# Chasing Mikes guru status! :P



## Patton55 (May 12, 2013)

Hi Mike,

Just wanted to say how impressed I am with your colleagues at Autogeek, just received my first shipment of goods from Florida to Melbourne, Australia in 5 days flat! Quick pic of the books featuring yours truly, i'm gonna be gunning for that guru status Mike! 

Enjoy the rest of the week
Patton

ps in Australia quite a few people have been recommending the German engineered *Scholl Concepts* line of products, what's your take on them Mike?


----------



## sprocketser (Aug 4, 2012)

Nice books fella ! Have some good reading .


----------



## Mike Phillips (Jan 26, 2007)

Hi Patton,

Wow thank you for your kind words and compliments for Autogeek's customer care.

Enjoy the books including Renny's book on starting a detail business, Renny asked me to be a co-author and I have 3 short sections inside.

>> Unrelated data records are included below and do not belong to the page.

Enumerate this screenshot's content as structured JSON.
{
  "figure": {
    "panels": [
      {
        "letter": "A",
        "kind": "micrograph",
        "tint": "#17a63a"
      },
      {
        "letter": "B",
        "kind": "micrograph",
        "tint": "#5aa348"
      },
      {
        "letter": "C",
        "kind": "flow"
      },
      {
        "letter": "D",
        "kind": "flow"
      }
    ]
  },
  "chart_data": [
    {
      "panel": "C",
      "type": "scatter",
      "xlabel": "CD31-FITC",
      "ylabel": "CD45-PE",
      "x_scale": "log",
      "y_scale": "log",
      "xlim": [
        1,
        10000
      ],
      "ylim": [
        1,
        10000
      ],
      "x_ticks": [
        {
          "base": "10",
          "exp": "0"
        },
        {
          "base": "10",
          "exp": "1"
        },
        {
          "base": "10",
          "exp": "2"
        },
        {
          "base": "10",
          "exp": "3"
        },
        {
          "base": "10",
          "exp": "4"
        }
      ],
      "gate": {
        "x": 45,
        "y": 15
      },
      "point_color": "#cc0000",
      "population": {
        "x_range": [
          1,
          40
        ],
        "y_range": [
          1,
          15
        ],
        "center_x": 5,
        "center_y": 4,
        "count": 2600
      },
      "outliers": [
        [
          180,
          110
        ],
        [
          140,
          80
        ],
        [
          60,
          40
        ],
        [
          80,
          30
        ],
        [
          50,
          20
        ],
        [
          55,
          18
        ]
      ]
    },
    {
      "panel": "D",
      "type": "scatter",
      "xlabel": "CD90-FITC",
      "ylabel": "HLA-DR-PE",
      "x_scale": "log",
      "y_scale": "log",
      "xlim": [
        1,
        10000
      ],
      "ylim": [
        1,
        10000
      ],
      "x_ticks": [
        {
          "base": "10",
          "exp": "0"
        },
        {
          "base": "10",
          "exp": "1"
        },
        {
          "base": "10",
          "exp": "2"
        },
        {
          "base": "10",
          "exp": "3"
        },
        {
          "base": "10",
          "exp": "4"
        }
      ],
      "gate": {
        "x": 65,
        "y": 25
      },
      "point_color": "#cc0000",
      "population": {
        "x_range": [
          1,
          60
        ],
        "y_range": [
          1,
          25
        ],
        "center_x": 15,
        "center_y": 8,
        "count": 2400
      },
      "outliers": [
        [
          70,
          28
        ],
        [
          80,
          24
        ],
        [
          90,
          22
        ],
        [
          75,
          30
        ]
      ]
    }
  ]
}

The only advice I would have for anyone that is passionate about the art and craft of car detailing would be to give it your all, give it your best and never give up.

Learn the definition of the word tenacity...

And don't let anything slow you down or stop you from reaching the top...


----------



## khurum6392 (Oct 11, 2012)

ive got these books as well great reading from mike


----------